Advertisement

Mexican Actress Happy in Radio Job

Share

College students who harbor dreams of a career in the broadcast and entertainment fields are apt to follow a tried-and-true path.

First, they finish their college educations. Then, they try to get jobs in radio. Eventually, they hope to move on to television--and, if their luck holds out, the motion picture industry.

But to University of San Diego student Cristina Luria, those dreams are already behind her.

Advertisement

Born and raised in Mexico City, Luria landed her first role in a nationally televised Mexican soap opera when she was just 18--and looking for an alternative to secretarial school.

Parts in movies came soon afterward, with the soft-spoken Luria playing opposite such celebrated screen stars as the late Merle Oberon and popular Mexican actress Lucia Mendez.

Five years ago, she broke into radio, initially as an announcer for a Mexico City station, Radio VIP. Last September, she moved on to local Spanish-language stations XLTN-FM (Radio Latina, 104.5) and XHKY-FM (95.7), where she now doubles as announcer and production manager.

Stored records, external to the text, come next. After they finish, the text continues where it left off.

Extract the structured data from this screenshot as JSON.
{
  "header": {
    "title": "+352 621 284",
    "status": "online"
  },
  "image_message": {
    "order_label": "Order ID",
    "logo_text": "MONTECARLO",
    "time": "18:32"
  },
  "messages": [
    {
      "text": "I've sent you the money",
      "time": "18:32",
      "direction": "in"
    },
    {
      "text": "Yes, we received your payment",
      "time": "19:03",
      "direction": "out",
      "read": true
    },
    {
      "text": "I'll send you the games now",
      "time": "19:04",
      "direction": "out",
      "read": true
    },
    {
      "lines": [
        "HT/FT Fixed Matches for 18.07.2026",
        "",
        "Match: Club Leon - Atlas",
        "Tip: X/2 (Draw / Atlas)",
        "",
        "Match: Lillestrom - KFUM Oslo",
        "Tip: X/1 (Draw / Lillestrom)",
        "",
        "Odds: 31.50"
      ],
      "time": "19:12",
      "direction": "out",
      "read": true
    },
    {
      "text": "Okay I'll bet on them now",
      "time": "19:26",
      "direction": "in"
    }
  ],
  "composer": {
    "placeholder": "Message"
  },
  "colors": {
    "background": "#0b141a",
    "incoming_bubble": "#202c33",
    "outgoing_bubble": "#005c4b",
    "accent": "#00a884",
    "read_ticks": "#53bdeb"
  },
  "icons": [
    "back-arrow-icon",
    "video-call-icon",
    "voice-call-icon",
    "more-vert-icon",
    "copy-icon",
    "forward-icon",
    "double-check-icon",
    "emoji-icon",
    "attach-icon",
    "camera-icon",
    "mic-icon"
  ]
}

In the meantime, Luria, 34, has been hard at work on her long-delayed college education. After graduating from the University of San Diego in May with a bachelor’s degree in psychology, she’s spending the summer preparing for her master’s in marriage, family and child counseling.

“I don’t really know why I chose to do everything backwards,” Luria said one Saturday between study sessions. “It must be the Basque in me: I’ve always been very stubborn, and I’ve never been one to play by the rules.”

But rules, as the old saying goes, are made to be broken, and the success Luria has so far experienced in every one of her ventures makes her a true rebel with a cause.

Advertisement

Her first taste of show business came from her grandmother, Hilda Moreno, who in the first half of this century was a Ziegfield Follies dancer and, later, a pioneer of the Mexican motion picture industry.

“As soon as I finished high school, I was all set to go into secretarial school,” Luria recalled. “But my heart wasn’t in it. I wanted to do so much more.

“So my grandmother introduced me to some of her contacts, and almost immediately, without an audition, I was given a part in a television soap opera, ‘La Cruz de Marisa Cruces,’ which starred famous Mexican actress Amparo Rivelles.”

That was in 1971. And as soon as the five episodes she had contracted for were over, she was besieged with other, even more lucrative offers.

“In Mexico, once you break into the industry and people see what you can do, you’re set for life,” Luria said. “And all of a sudden I was getting offers for not just television, but movies as well.”

For the next eight years, Luria acted in 15 nationally televised soap operas, five Mexican movies and three Mexican-American co-productions: “Interval,” with Merle Oberon; “Chosen Survivors,” with Richard Jaeckel and Diana Muldaur, and “La Ilegal,” with Lucia Mendez.

Advertisement

But by the end of the 1970s, Luria had had enough.

“I had gotten married to a businessman, and eventually I realized I couldn’t do both: I had to either be a full-time actress or a full-time wife,” Luria said.

So, in 1979, Luria gave up her career and settled down as a homemaker, although she also worked part time as a decorator in a friend’s business and studied psychology at the University of the Americas in Mexico City.

Her show-biz heart, however, had never quite stopped beating, and within a year she had quit her decorator job and was working part time as an announcer for Mexico City’s English/Spanish radio station, Radio VIP.

As the years progressed, her interest in radio grew. After moving on to a rival Mexico City station, Radio Red, she took on various free-lance assignments in the broadcast field, and later spent four years as the voice of American Airlines on nationally broadcast radio commercials.

When her marriage ended in divorce in 1983, Luria moved to San Diego and decided to concentrate on her studies.

She enrolled in the University of San Diego and, for a while, lived off residuals from her television work.

Advertisement

But by last summer, she was ripe for yet another change, and when she was offered an announcer job with Radio Latina, she fairly jumped at the opportunity--which she has since parlayed into her present assignments with the two Victor Diaz-owned stations.

“I was never really interested in films,” Luria said. “In Mexico, too often you can become a star without any real talent.

“That’s why I never really wanted to be a star--although whenever I’m in Mexico, people still stop me on the street and ask me where they know me from.

“Radio, on the other hand, does require real talent, and that’s why I saw it as a challenge, something I needed to conquer. I feel the same way about earning my degrees--it’s something not everyone can do.

“And that’s why I’m happy, right where I’m at--even though that’s something many of my fellow students just can’t seem to understand.”